イタリア・シエナのドゥオーモの夜景 20号 (最終回)





2013年11月下旬の状態。

スッキリしない印象があり、絵の強さ・決め手に欠けるという想いがありました。
一本筋が通ったと言いますか、すべての物が渾然一体となった統一感が弱いように思うのです。
薔薇窓のほぼ全面に映り込んだ月と、聖堂の壁一面に散り嵌められた彫刻などの装飾が煩雑に見え
壁面の表情・厚みなどが弱く感じられます。

まず最初に気づいたことは、薔薇窓に映り込んだ雲の量が多過ぎること。
そこで雲の量を減らすことから始めました。
そして薔薇窓以外の壁面は、細部の描写よりも月光が染み込んだような空気感をより優先すべく
聖母像の周囲の聖人たちの彫刻は、より暗く落とし、コントラストを下げるなどして作業を進め
制作開始から約1年を経て、ようやく仕上がったところです。





 「月のファサード」 72.7 x 57 cm








イタリア・トゥスカーニアのサン・ピエトロ聖堂 50号 (第6回)





中断する直前の3月20日頃の状態です。

絵の骨格というべきものは大筋でできているように思っていましたので
再開後の仕事は細部の詰め、そして最も留意しているのは質感表現です。
質感というのは材質である石の質感だけではなく、絵肌の質感、築後700年あまりを経た時間の厚みというものも含まれます。
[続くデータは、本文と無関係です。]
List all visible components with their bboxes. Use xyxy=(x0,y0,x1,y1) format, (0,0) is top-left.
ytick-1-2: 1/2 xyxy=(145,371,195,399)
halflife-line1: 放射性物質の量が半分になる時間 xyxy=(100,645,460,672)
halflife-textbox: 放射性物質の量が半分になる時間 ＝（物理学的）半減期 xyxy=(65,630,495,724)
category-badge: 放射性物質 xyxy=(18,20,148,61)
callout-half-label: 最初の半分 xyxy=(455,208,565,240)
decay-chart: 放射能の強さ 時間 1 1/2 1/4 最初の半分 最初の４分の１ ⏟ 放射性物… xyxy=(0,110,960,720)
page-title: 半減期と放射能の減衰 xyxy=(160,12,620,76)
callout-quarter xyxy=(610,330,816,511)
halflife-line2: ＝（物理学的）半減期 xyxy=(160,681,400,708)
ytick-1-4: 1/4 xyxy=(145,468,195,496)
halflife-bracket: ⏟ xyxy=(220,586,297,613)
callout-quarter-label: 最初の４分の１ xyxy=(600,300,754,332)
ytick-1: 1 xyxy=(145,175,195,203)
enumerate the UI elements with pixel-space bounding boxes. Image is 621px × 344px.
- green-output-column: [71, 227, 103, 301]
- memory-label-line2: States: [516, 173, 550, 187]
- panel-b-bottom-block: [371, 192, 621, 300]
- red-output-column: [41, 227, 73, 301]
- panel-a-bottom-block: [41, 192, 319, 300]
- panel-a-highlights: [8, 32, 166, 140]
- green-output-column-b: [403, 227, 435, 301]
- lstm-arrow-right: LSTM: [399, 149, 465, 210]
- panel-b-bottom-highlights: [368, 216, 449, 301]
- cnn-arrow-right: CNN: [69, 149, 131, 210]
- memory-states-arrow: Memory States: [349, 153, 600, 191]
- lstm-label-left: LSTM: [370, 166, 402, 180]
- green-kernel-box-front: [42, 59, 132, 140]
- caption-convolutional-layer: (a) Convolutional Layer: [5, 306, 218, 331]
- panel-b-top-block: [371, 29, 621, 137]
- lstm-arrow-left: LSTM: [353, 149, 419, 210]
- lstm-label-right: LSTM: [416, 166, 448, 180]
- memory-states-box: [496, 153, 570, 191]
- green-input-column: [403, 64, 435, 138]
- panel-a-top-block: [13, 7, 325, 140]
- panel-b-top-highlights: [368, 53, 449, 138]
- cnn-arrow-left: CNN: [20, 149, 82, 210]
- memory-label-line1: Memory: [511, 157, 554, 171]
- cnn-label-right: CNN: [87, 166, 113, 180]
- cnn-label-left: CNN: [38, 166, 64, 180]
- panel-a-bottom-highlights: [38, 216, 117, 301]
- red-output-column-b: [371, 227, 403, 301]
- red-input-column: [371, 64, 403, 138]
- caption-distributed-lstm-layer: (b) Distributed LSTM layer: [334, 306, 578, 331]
中断する少し前から、描きながら常に傍らに置いて参考にしていたのは、この聖堂の洗浄前の画像でした。
比較的近年だろうと思いますが、この聖堂は洗浄を施されて綺麗に甦っています。
対して、洗浄前は白い大理石でさえ黒ずみ、所々には鉄錆色も見え、建物の部材には欠損が目立つような状態でした。
時間の厚みを表現するには、単に古色を加えればいいというものではありませんが
一日にしては成らない古色が大きなヒントになることは確かです。






現在の状態です。

一目で分かるほどの大きな変化はありません。
前回までは黒に近い濃いグレーまでしか使っていませんでしたが
再開後は黒を使って画面を締めながら、細部の調整を主体に続けています。
しかし、細部の調整だけで済むとは限りませんので
場合によっては大きな調子の流れを見直す必要が出てくるかもしれません。
いよいよ大詰めです。



今年も早半年が過ぎ、相変わらずのスローペースで仕事が続いています。
好き好んでスローペースにしているわけではありませんが、決断力の乏しい性格では致し方ないところです。
が、間もなくトゥスカーニアも仕上がると思いますので、そろそろ次作の準備もしないといけません。

次作の一つは「滝」を50号で描くことが決まっています。

滝? 何とも古風な題材だねぇ。鯉の滝登りでも描くの? ぎゃはは! などと笑ってくださいますな。
古いヤツだとお思いでしょうが、題材に古いも新しいもないので~す。